Freedom of Expression

Nebraska Bill to Charge Librarians for Giving ‘Obscene Material’ to Children Fails

Nebraska State Capitol Building, Lincoln
The Nebraska State Capitol building at 1445 K Street in Lincoln, Nebraska. By Tony Webster, CC BY 2.0.

By The Associated Press

A bill that would have held school librarians and teachers criminally responsible for providing “obscene material” to Nebraska students in grades K-12 failed to break a filibuster Wednesday in the Legislature.

But heated debate over it led the body’s Republican Speaker of the Legislature to slash debate times in half on bills he deemed as covering “social issues” for the remaining 13 days of the session.

State Sen. Joni Albrecht, who introduced the bill, said it simply would close a “loophole” in the state’s existing obscenity laws that prohibit adults from giving such material to minors. But critics panned it as a way for a vocal minority to ban books they don’t like from school and public library shelves.

Book bans and attempted bans soared last year in the U.S. Almost half of the challenged books are about communities of color, LGBTQ+ people and other marginalized groups, according to a recent report from the American Library Association. Among the books frequently challenged is Nobel laureate Toni Morrison’s “The Bluest Eye.”

Opponents of the bill argued that children are not accessing obscene material as it is currently defined in the law — which would essentially cover graphic pornography and erotica — in school and public libraries.

Instead, they said, the bill would be used by a handful of people who want to ban books they don’t like and would have a chilling effect free speech. It would have allowed a handful of people who would like to ban books they don’t like to threaten educators and librarians with criminal charges, opposing lawmakers said, likely lead librarians to pull books from the shelves simply to avoid the conflict.

Debate on the measure grew heated over the two days it took for lawmakers to discuss it, and one Republican lawmaker who name-checked a fellow legislator while reading a graphic account of sexual violence from a best-selling memoir is now being investigated for sexual harassment.

Supporters of the bill denied that the purpose of the bill was an end-around way to banning books. But many then proceeded to bash the very books and material — including sex education curriculum in schools — as being dangerous for children.

Albrecht said Tuesday during debate that sex education wasn’t taught when she was in school 50 years ago, adding, “We just figured it out.” A few male lawmakers openly pined for the days decades ago when most children grew up in two-parent families and extolled keeping young girls “naive.”

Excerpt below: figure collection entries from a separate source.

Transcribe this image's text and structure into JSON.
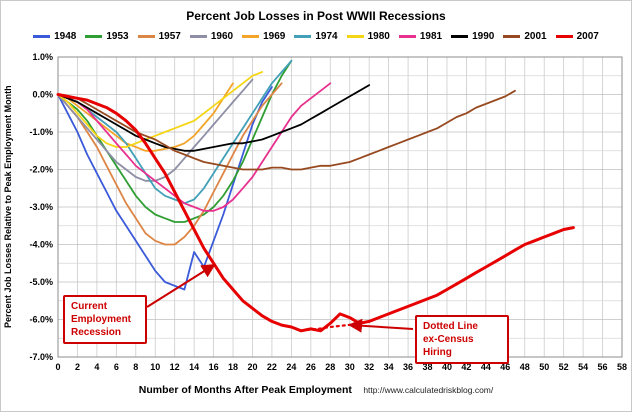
{
  "source_note": "http://www.calculatedriskblog.com/",
  "chart_data": {
    "type": "line",
    "title": "Percent Job Losses in Post WWII Recessions",
    "xlabel": "Number of Months After Peak Employment",
    "ylabel": "Percent Job Losses Relative to Peak Employment Month",
    "xlim": [
      0,
      58
    ],
    "ylim": [
      -7,
      1
    ],
    "x_tick_step": 2,
    "y_grid_step": 0.5,
    "grid": true,
    "legend_position": "top",
    "x_ticks": [
      0,
      2,
      4,
      6,
      8,
      10,
      12,
      14,
      16,
      18,
      20,
      22,
      24,
      26,
      28,
      30,
      32,
      34,
      36,
      38,
      40,
      42,
      44,
      46,
      48,
      50,
      52,
      54,
      56,
      58
    ],
    "y_ticks": [
      {
        "v": 1.0,
        "label": "1.0%"
      },
      {
        "v": 0.0,
        "label": "0.0%"
      },
      {
        "v": -1.0,
        "label": "-1.0%"
      },
      {
        "v": -2.0,
        "label": "-2.0%"
      },
      {
        "v": -3.0,
        "label": "-3.0%"
      },
      {
        "v": -4.0,
        "label": "-4.0%"
      },
      {
        "v": -5.0,
        "label": "-5.0%"
      },
      {
        "v": -6.0,
        "label": "-6.0%"
      },
      {
        "v": -7.0,
        "label": "-7.0%"
      }
    ],
    "annotations": {
      "current_recession": "Current\nEmployment\nRecession",
      "ex_census": "Dotted Line\nex-Census\nHiring"
    },
    "series": [
      {
        "name": "1948",
        "color": "#3a5ad9",
        "x0": 0,
        "values": [
          0,
          -0.5,
          -1.0,
          -1.6,
          -2.1,
          -2.6,
          -3.1,
          -3.5,
          -3.9,
          -4.3,
          -4.7,
          -5.0,
          -5.1,
          -5.2,
          -4.2,
          -4.6,
          -3.9,
          -3.2,
          -2.4,
          -1.6,
          -0.8,
          -0.2,
          0.2
        ]
      },
      {
        "name": "1953",
        "color": "#2f9e33",
        "x0": 0,
        "values": [
          0,
          -0.2,
          -0.4,
          -0.7,
          -1.1,
          -1.5,
          -1.9,
          -2.3,
          -2.7,
          -3.0,
          -3.2,
          -3.3,
          -3.4,
          -3.4,
          -3.3,
          -3.2,
          -3.0,
          -2.7,
          -2.3,
          -1.8,
          -1.2,
          -0.6,
          0.0,
          0.5,
          0.9
        ]
      },
      {
        "name": "1957",
        "color": "#dd8545",
        "x0": 0,
        "values": [
          0,
          -0.3,
          -0.6,
          -1.0,
          -1.4,
          -1.9,
          -2.4,
          -2.9,
          -3.3,
          -3.7,
          -3.9,
          -4.0,
          -4.0,
          -3.8,
          -3.5,
          -3.1,
          -2.6,
          -2.1,
          -1.6,
          -1.1,
          -0.7,
          -0.3,
          0.0,
          0.3
        ]
      },
      {
        "name": "1960",
        "color": "#8e8ea6",
        "x0": 0,
        "values": [
          0,
          -0.3,
          -0.6,
          -0.9,
          -1.2,
          -1.5,
          -1.8,
          -2.0,
          -2.2,
          -2.3,
          -2.3,
          -2.2,
          -2.0,
          -1.7,
          -1.4,
          -1.1,
          -0.8,
          -0.5,
          -0.2,
          0.1,
          0.4
        ]
      },
      {
        "name": "1969",
        "color": "#f4a428",
        "x0": 0,
        "values": [
          0,
          -0.1,
          -0.3,
          -0.5,
          -0.7,
          -0.9,
          -1.1,
          -1.3,
          -1.4,
          -1.5,
          -1.5,
          -1.45,
          -1.4,
          -1.3,
          -1.1,
          -0.8,
          -0.5,
          -0.1,
          0.3
        ]
      },
      {
        "name": "1974",
        "color": "#42a0b8",
        "x0": 0,
        "values": [
          0,
          -0.1,
          -0.2,
          -0.4,
          -0.6,
          -0.8,
          -1.0,
          -1.3,
          -1.7,
          -2.1,
          -2.5,
          -2.7,
          -2.8,
          -2.9,
          -2.8,
          -2.5,
          -2.1,
          -1.7,
          -1.3,
          -0.9,
          -0.5,
          -0.1,
          0.3,
          0.6,
          0.9
        ]
      },
      {
        "name": "1980",
        "color": "#f5d616",
        "x0": 0,
        "values": [
          0,
          -0.2,
          -0.5,
          -0.8,
          -1.1,
          -1.3,
          -1.4,
          -1.4,
          -1.3,
          -1.2,
          -1.1,
          -1.0,
          -0.9,
          -0.8,
          -0.7,
          -0.5,
          -0.3,
          -0.1,
          0.1,
          0.3,
          0.5,
          0.6
        ]
      },
      {
        "name": "1981",
        "color": "#e8308f",
        "x0": 0,
        "values": [
          0,
          -0.1,
          -0.2,
          -0.4,
          -0.7,
          -1.0,
          -1.3,
          -1.6,
          -1.9,
          -2.1,
          -2.3,
          -2.5,
          -2.7,
          -2.9,
          -3.0,
          -3.1,
          -3.1,
          -3.0,
          -2.8,
          -2.5,
          -2.2,
          -1.8,
          -1.4,
          -1.0,
          -0.6,
          -0.3,
          -0.1,
          0.1,
          0.3
        ]
      },
      {
        "name": "1990",
        "color": "#000000",
        "x0": 0,
        "values": [
          0,
          -0.1,
          -0.2,
          -0.35,
          -0.5,
          -0.65,
          -0.8,
          -0.95,
          -1.1,
          -1.2,
          -1.3,
          -1.4,
          -1.45,
          -1.5,
          -1.5,
          -1.45,
          -1.4,
          -1.35,
          -1.3,
          -1.3,
          -1.25,
          -1.2,
          -1.1,
          -1.0,
          -0.9,
          -0.8,
          -0.65,
          -0.5,
          -0.35,
          -0.2,
          -0.05,
          0.1,
          0.25
        ]
      },
      {
        "name": "2001",
        "color": "#97491f",
        "x0": 0,
        "values": [
          0,
          -0.05,
          -0.1,
          -0.25,
          -0.4,
          -0.55,
          -0.7,
          -0.85,
          -1.0,
          -1.1,
          -1.2,
          -1.35,
          -1.5,
          -1.6,
          -1.7,
          -1.8,
          -1.85,
          -1.9,
          -1.95,
          -2.0,
          -2.0,
          -2.0,
          -1.95,
          -1.95,
          -2.0,
          -2.0,
          -1.95,
          -1.9,
          -1.9,
          -1.85,
          -1.8,
          -1.7,
          -1.6,
          -1.5,
          -1.4,
          -1.3,
          -1.2,
          -1.1,
          -1.0,
          -0.9,
          -0.75,
          -0.6,
          -0.5,
          -0.35,
          -0.25,
          -0.15,
          -0.05,
          0.1
        ]
      },
      {
        "name": "2007",
        "color": "#e60000",
        "width": 3,
        "x0": 0,
        "values": [
          0,
          -0.05,
          -0.1,
          -0.15,
          -0.25,
          -0.35,
          -0.5,
          -0.7,
          -0.95,
          -1.3,
          -1.7,
          -2.1,
          -2.6,
          -3.1,
          -3.6,
          -4.1,
          -4.5,
          -4.9,
          -5.2,
          -5.5,
          -5.7,
          -5.9,
          -6.05,
          -6.15,
          -6.2,
          -6.3,
          -6.25,
          -6.3,
          -6.1,
          -5.85,
          -5.95,
          -6.1,
          -6.05,
          -5.95,
          -5.85,
          -5.75,
          -5.65,
          -5.55,
          -5.45,
          -5.35,
          -5.2,
          -5.05,
          -4.9,
          -4.75,
          -4.6,
          -4.45,
          -4.3,
          -4.15,
          -4.0,
          -3.9,
          -3.8,
          -3.7,
          -3.6,
          -3.55
        ]
      },
      {
        "name": "2007 ex-Census",
        "color": "#e60000",
        "width": 2.2,
        "dash": "2,4",
        "legend": false,
        "x0": 25,
        "values": [
          -6.3,
          -6.27,
          -6.24,
          -6.2,
          -6.17,
          -6.14,
          -6.1,
          -6.05
        ]
      }
    ]
  }
}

That led other lawmakers to push back. Sen. Carol Blood noted that the prevalence of two-parent families decades ago had less to do with morals than the fact that women were unable to hold credit cards and bank accounts in their own names, making them financially dependent on their husbands and sometimes confining them in abusive marriages. Sen. Jen Day noted that sex education has been shown to help protect children against sexual predators.

Sen. Danielle Conrad, a free speech advocate and former director of the Nebraska chapter of the American Civil Liberties Union, chastised bill supporters, saying they were pandering to those who want to ban books.

“This debate is divorced from reality,” she said. “It’s embarrassing to Nebraska. And we have bigger, important issues to address.”

By Wednesday, Speaker of the Legislature Sen. John Arch announced that he had had enough. A bill in Nebraska’s unique one-chamber Legislature must get through three rounds of debate to pass, and the rules generally allow eight hours of of debate in the first round, four hours in the second and two in the final round before a vote to end debate can be held.

Arch said that moving forward this session, he would cut that to four hours in the first round, two in the second and one in the last round “for bills which are controversial and emotionally charged.”

“I’m not referring to traditional governmental policy bills such as taxes or creating and funding new programs or existing programs,” he said, adding that debate on those bills, while also often controversial and heated, also often leads to compromise.

“That is not the case with social issue bills,” he said. “Members generally go into debate with their minds made up, and prolonged debate only serves the purpose of fanning the fires of contention.”